Fecha: 26 de Mayo de 2020

Tribunal: TSJ Andalucia

Ponente: MANCHO SANCHEZ, CARLOS

Nº de sentencia: 1083/2020

Núm. Cendoj: 41091340012020101046

Núm. Ecli: ES:TSJAND:2020:3249

Núm. Roj: STSJ AND 3249/2020


Encabezamiento


RECURSO Nº 3868/19 - K
TRIBUNAL SUPERIOR DE JUSTICIA DE ANDALUCIA
SALA DE LO SOCIAL
SEVILLA
ILMO. SRA. Dª MARÍA DEL CARMEN PÉREZ SIBÓN.
ILMA. SRA. DOÑA AURORA BARRERO RODRÍGUEZ.
ILMO. SR. DON CARLOS MANCHO SÁNCHEZ, PONENTE.
En Sevilla, a veintiséis de mayo de dos mil veinte.
La Sala de lo Social de Sevilla del Tribunal Superior de Justicia de Andalucía, compuesta por los Ilmos. Sres.
citados al margen.
EN NOMBRE DEL REY
Ha dictado la siguiente:
SENTENCIA Nº 1083/2020
En el recurso de suplicación interpuesto por D Luis Andrés contra la sentencia dictada por el Juzgado de lo
Social número 2 de Córdoba ha sido Ponente el ILMO. SR. MAGISTRADO DON CARLOS MANCHO SÁNCHEZ.

Antecedentes


PRIMERO: Según consta en autos número 941/18 , se presentó demanda por D Luis Andrés , sobre grado, contra el Instituto Nacional de la Seguridad Social, Tesorería General de la Seguridad Social, la Mutua Asepeyo y la empresa Forrajes La Campiña S.L. Se celebró el juicio, y se dictó sentencia el día 24/9/19 por el Juzgado de referencia en el que se desestimó la demanda.

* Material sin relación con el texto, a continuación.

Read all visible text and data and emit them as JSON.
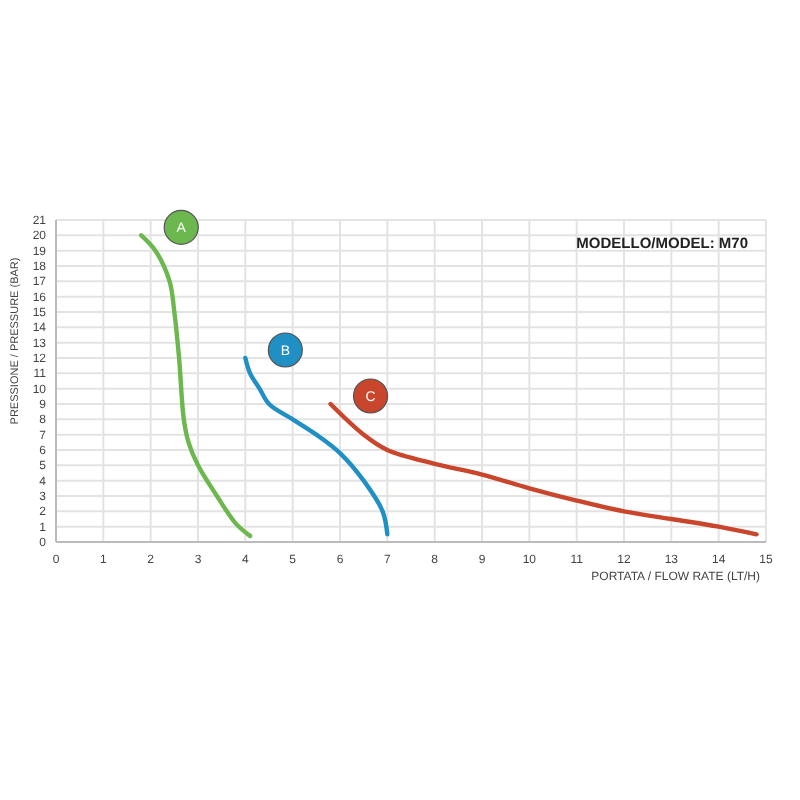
{
  "chart_data": {
    "type": "line",
    "title": "MODELLO/MODEL: M70",
    "xlabel": "PORTATA / FLOW RATE (LT/H)",
    "ylabel": "PRESSIONE / PRESSURE (BAR)",
    "xlim": [
      0,
      15
    ],
    "ylim": [
      0,
      21
    ],
    "xticks": [
      0,
      1,
      2,
      3,
      4,
      5,
      6,
      7,
      8,
      9,
      10,
      11,
      12,
      13,
      14,
      15
    ],
    "yticks": [
      0,
      1,
      2,
      3,
      4,
      5,
      6,
      7,
      8,
      9,
      10,
      11,
      12,
      13,
      14,
      15,
      16,
      17,
      18,
      19,
      20,
      21
    ],
    "grid": true,
    "legend": false,
    "marker": "none",
    "line_style": "solid",
    "series": [
      {
        "name": "A",
        "color": "#6cb84f",
        "x": [
          1.8,
          2.1,
          2.4,
          2.5,
          2.6,
          2.7,
          2.8,
          3.0,
          3.4,
          3.8,
          4.1
        ],
        "values": [
          20,
          19,
          17,
          15,
          12,
          8,
          6.5,
          5,
          3,
          1.2,
          0.4
        ]
      },
      {
        "name": "B",
        "color": "#1f8fc4",
        "x": [
          4.0,
          4.1,
          4.3,
          4.5,
          5.0,
          5.5,
          6.0,
          6.5,
          6.9,
          7.0
        ],
        "values": [
          12,
          11,
          10,
          9,
          8,
          7,
          5.8,
          4,
          2,
          0.5
        ]
      },
      {
        "name": "C",
        "color": "#c9452b",
        "x": [
          5.8,
          6.5,
          7,
          8,
          9,
          10,
          11,
          12,
          13,
          14,
          14.8
        ],
        "values": [
          9,
          7,
          6,
          5.1,
          4.4,
          3.5,
          2.7,
          2,
          1.5,
          1,
          0.5
        ]
      }
    ]
  }
}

SEGUNDO: En la citada sentencia y como hechos probados se declararon los siguientes: 1º.- Luis Andrés , nacido el NUM000 /1975, en situación de alta en la empresa demandada, dedicada a la fabricación de productos para la alimentación animal, aseguradas las contingencias profesionales con la Mutua demandada, sin que exista informe de descubierto de cuotas, de profesión OFICIAL DE 2ª -MAQUINA ALIMENTACION TORVA EN INDUSTRIA MANUFACTURERA, inicio proceso de incapacidad temporal el 10/05/17, con el diagnóstico y fue alta médica el 26/12/17 por curación/mejoría que permitía la reincorporación laboral ( diagnóstico 718.87 Inestabilidad articular de tobillo y pie) confirmada por resolución de la Entidad Gestora de fecha 11/01/18 que elevó a definitiva el alta médica fijando esta fecha de efectos.

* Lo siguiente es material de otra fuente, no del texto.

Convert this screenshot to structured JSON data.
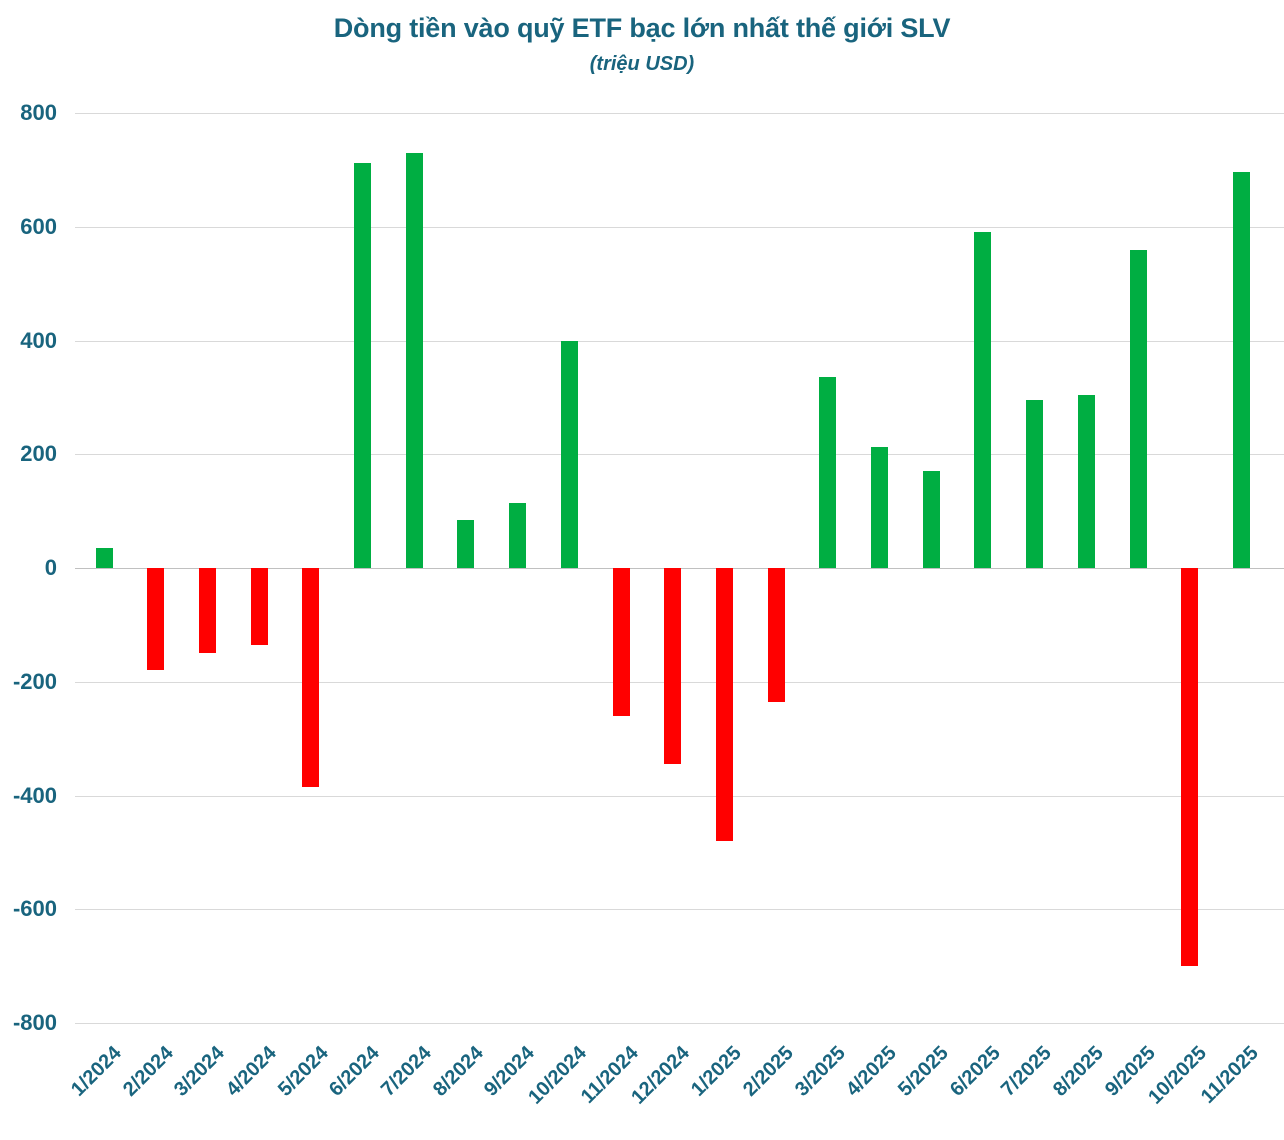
{
  "chart_data": {
    "type": "bar",
    "title": "Dòng tiền vào quỹ ETF bạc lớn nhất thế giới SLV",
    "subtitle": "(triệu USD)",
    "categories": [
      "1/2024",
      "2/2024",
      "3/2024",
      "4/2024",
      "5/2024",
      "6/2024",
      "7/2024",
      "8/2024",
      "9/2024",
      "10/2024",
      "11/2024",
      "12/2024",
      "1/2025",
      "2/2025",
      "3/2025",
      "4/2025",
      "5/2025",
      "6/2025",
      "7/2025",
      "8/2025",
      "9/2025",
      "10/2025",
      "11/2025"
    ],
    "values": [
      35,
      -180,
      -150,
      -135,
      -385,
      712,
      730,
      85,
      115,
      400,
      -260,
      -345,
      -480,
      -235,
      335,
      212,
      170,
      590,
      295,
      305,
      560,
      -700,
      697
    ],
    "xlabel": "",
    "ylabel": "",
    "ylim": [
      -800,
      800
    ],
    "y_ticks": [
      800,
      600,
      400,
      200,
      0,
      -200,
      -400,
      -600,
      -800
    ],
    "y_tick_labels": [
      "800",
      "600",
      "400",
      "200",
      "0",
      "-200",
      "-400",
      "-600",
      "-800"
    ],
    "grid": true,
    "legend": "none",
    "colors": {
      "positive_bar": "#00AE42",
      "negative_bar": "#FF0000",
      "text": "#19647E",
      "gridline": "#D9D9D9",
      "zero_line": "#C0C0C0",
      "background": "#FFFFFF"
    }
  }
}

2º.- R. de 13/06/18, confirmada por resolución desestimatoria de la reclamación previa de 7/8/18, declaró al trabajador afecto de lesiones permanentes no incapacitantes, derivadas de accidente de trabajo con derecho de la actora a percibir una indemnización, por una sola vez, por importe 2130 € (baremo 110 . El dictamen propuesta del EVI, de fecha 30/5/18, por reproducido informe 22/05/18 -págs 25 y 26 expediente-, determinó -: CUADRO CLINICO RESIDUAL TCE, LEVE LUXACION ATLOAXOIDEA. CONTUSION D PULMON SUPERIOR IZDO, NEUMOTORAX, NEUMEDIASTINO, ENFISEMA SUBCUTANEO, FRACTURA DE ARCOS COSTALES DE 1º Y 6º IZQUIERDOS, LACERACION DE BAZO, FRACTURA ANILLO PELVICO, FRACTURA RAMA ISQUIO Y ILIOPUBIANA CON FISURA DE ALA SACRA. LIMITACIONES ORGANICAS Y FUNCIONALES RIGIDEZ A LA MOVILIZACIÓN CADERA DERECHA.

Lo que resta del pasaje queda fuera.